Jan 11 2009

Mortgages Are Hard To Understand For New Borrowers, Make Sure You Don||apos;||t Be Confused!

Mortgages are tricky to understand for new borrowers, don’t get lost!

Plenty of people think that hunting for a mortgage can be quite overwhelming, and who could really blame them. If you have never experienced a mortgage before then comprehending them can be quite difficult work. There is always a lot to take in at first, a load of words and phrases you have almost certainly never heard of and a whole load of mortgage types thrown in just to try and confuse you. Not bypassing the fact that a mortgage is going to be the largest financial transaction you will be part of in your life, at least until your next mortgage! So what do you need to know before you start to compare mortgage rates?

To explain mortgages easily, a mortgage is a loan from a mortgage lender you use for the purchase of a property. The property is then held by the bank as security until the entire amount of the mortgage has been repaid along with the associated interest payments. Paying off a mortgage can take a very long time, probably 25 years or longer.

To try and confuse you many building societies like to use a range of words for different things. Some banks may refer to themselves as a mortgagee. This is basically the legal name for the mortgage lender. They may also refer to you by the word ‘mortgagor’. This is the legal name for you – the mortgage holder or borrower.

When paying back your loan there are two alternative methods you can choose to go about it. The first mortgage repayment method is the capital repayment method. This type of repayment is where you pay back the interest on the mortgage along with a small amount of the initial capital each month. This will be done until the whole amount of the loan is repaid to your building society.

The second method is by paying the bank the interest only for the length of the mortgage. This type of repayment is where you will only pay back the interest on the initial mortgage each month, and the loan itself is paid back by using some sort of investment that runs along side the loan.
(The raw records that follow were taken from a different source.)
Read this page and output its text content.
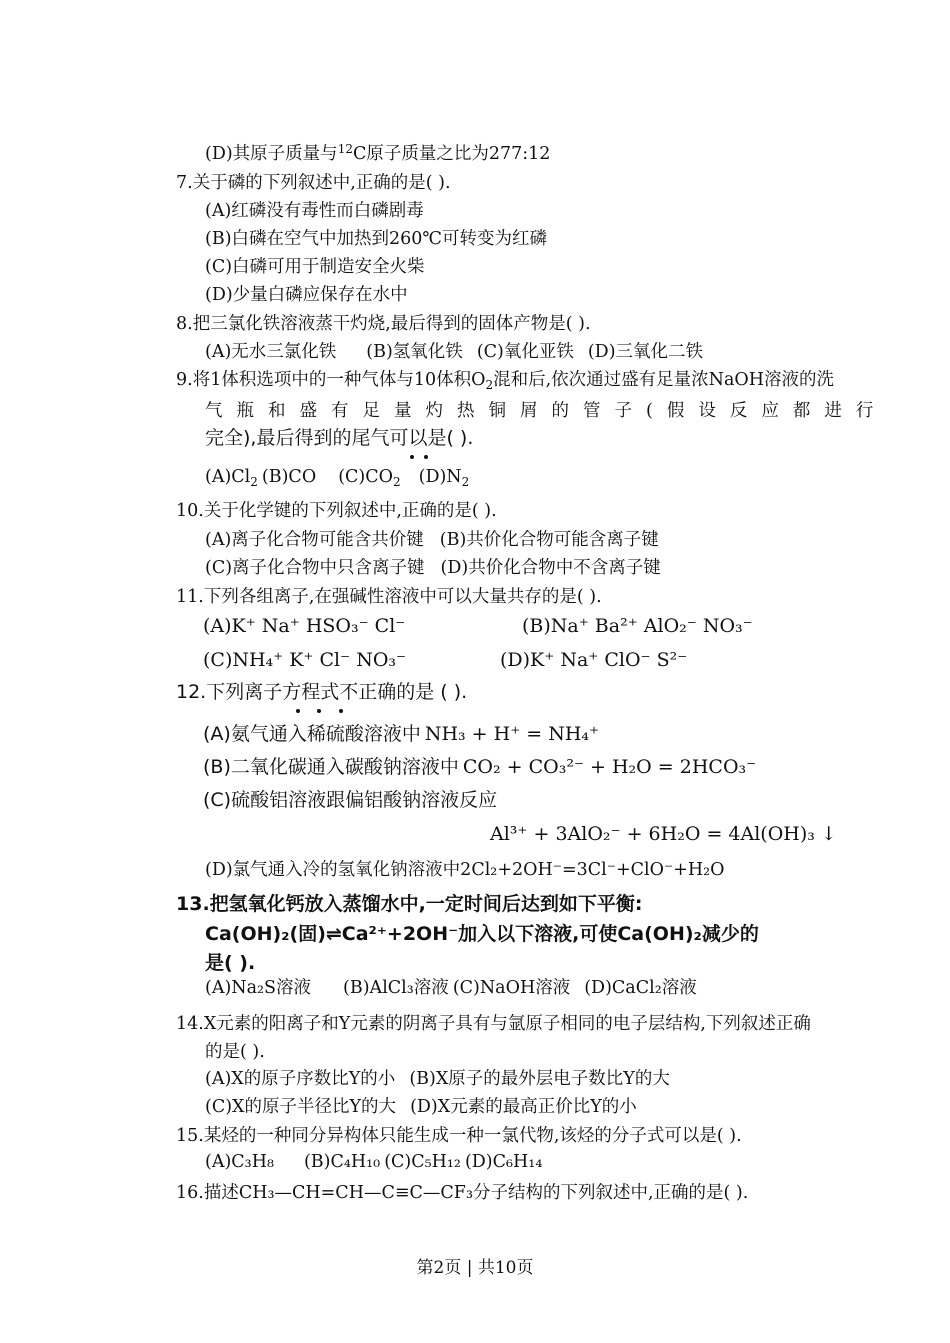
(D)其原子质量与$^{12}$C原子质量之比为277:12
7.关于磷的下列叙述中,正确的是( ).
(A)红磷没有毒性而白磷剧毒
(B)白磷在空气中加热到260℃可转变为红磷
(C)白磷可用于制造安全火柴
(D)少量白磷应保存在水中
8.把三氯化铁溶液蒸干灼烧,最后得到的固体产物是( ).
(A)无水三氯化铁 (B)氢氧化铁 (C)氧化亚铁 (D)三氧化二铁
9.将1体积选项中的一种气体与10体积$O_2$混和后,依次通过盛有足量浓NaOH溶液的洗
气瓶和盛有足量灼热铜屑的管子(假设反应都进行
完全),最后得到的尾气可以是( ).
$(A)Cl_2$ (B)CO $(C)CO_2$ $(D)N_2$
10.关于化学键的下列叙述中,正确的是( ).
(A)离子化合物可能含共价键 (B)共价化合物可能含离子键
(C)离子化合物中只含离子键 (D)共价化合物中不含离子键
11.下列各组离子,在强碱性溶液中可以大量共存的是( ).
(A)K⁺ Na⁺ HSO₃⁻ Cl⁻	(B)Na⁺ Ba²⁺ AlO₂⁻ NO₃⁻
(C)NH₄⁺ K⁺ Cl⁻ NO₃⁻	(D)K⁺ Na⁺ ClO⁻ S²⁻
12.下列离子方程式不正确的是 ( ).
(A)氨气通入稀硫酸溶液中 NH₃ + H⁺ = NH₄⁺
(B)二氧化碳通入碳酸钠溶液中 CO₂ + CO₃²⁻ + H₂O = 2HCO₃⁻
(C)硫酸铝溶液跟偏铝酸钠溶液反应
Al³⁺ + 3AlO₂⁻ + 6H₂O = 4Al(OH)₃ ↓
(D)氯气通入冷的氢氧化钠溶液中2Cl₂+2OH⁻=3Cl⁻+ClO⁻+H₂O
13.把氢氧化钙放入蒸馏水中,一定时间后达到如下平衡:
Ca(OH)₂(固)⇌Ca²⁺+2OH⁻加入以下溶液,可使Ca(OH)₂减少的
是( ).
(A)Na₂S溶液 (B)AlCl₃溶液 (C)NaOH溶液 (D)CaCl₂溶液
14.X元素的阳离子和Y元素的阴离子具有与氩原子相同的电子层结构,下列叙述正确
的是( ).
(A)X的原子序数比Y的小 (B)X原子的最外层电子数比Y的大
(C)X的原子半径比Y的大 (D)X元素的最高正价比Y的小
15.某烃的一种同分异构体只能生成一种一氯代物,该烃的分子式可以是( ).
(A)C₃H₈ (B)C₄H₁₀ (C)C₅H₁₂ (D)C₆H₁₄
16.描述CH₃—CH=CH—C≡C—CF₃分子结构的下列叙述中,正确的是( ).
第2页 | 共10页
This is very reliant on finding a reliable investment that will guarantee to repay the loan at the end of the period. Endowment policies have been used for this in the past and other borrowers have relied on inflating property prices to secure the repayment of their loan. Obviously, both of these methods are not without their worries!

As it is for everything, mortgages are different for every borrower. There are a variety of types of mortgage for nearly every situation and finding the right one can sometimes be time consuming. Talking to a mortgage broker or mortgage advisor if you have never done it before can be a very worth while thing and they can help you to compare best mortgage rates. There is nothing worse than having a loan that isn’t the correct choice for you.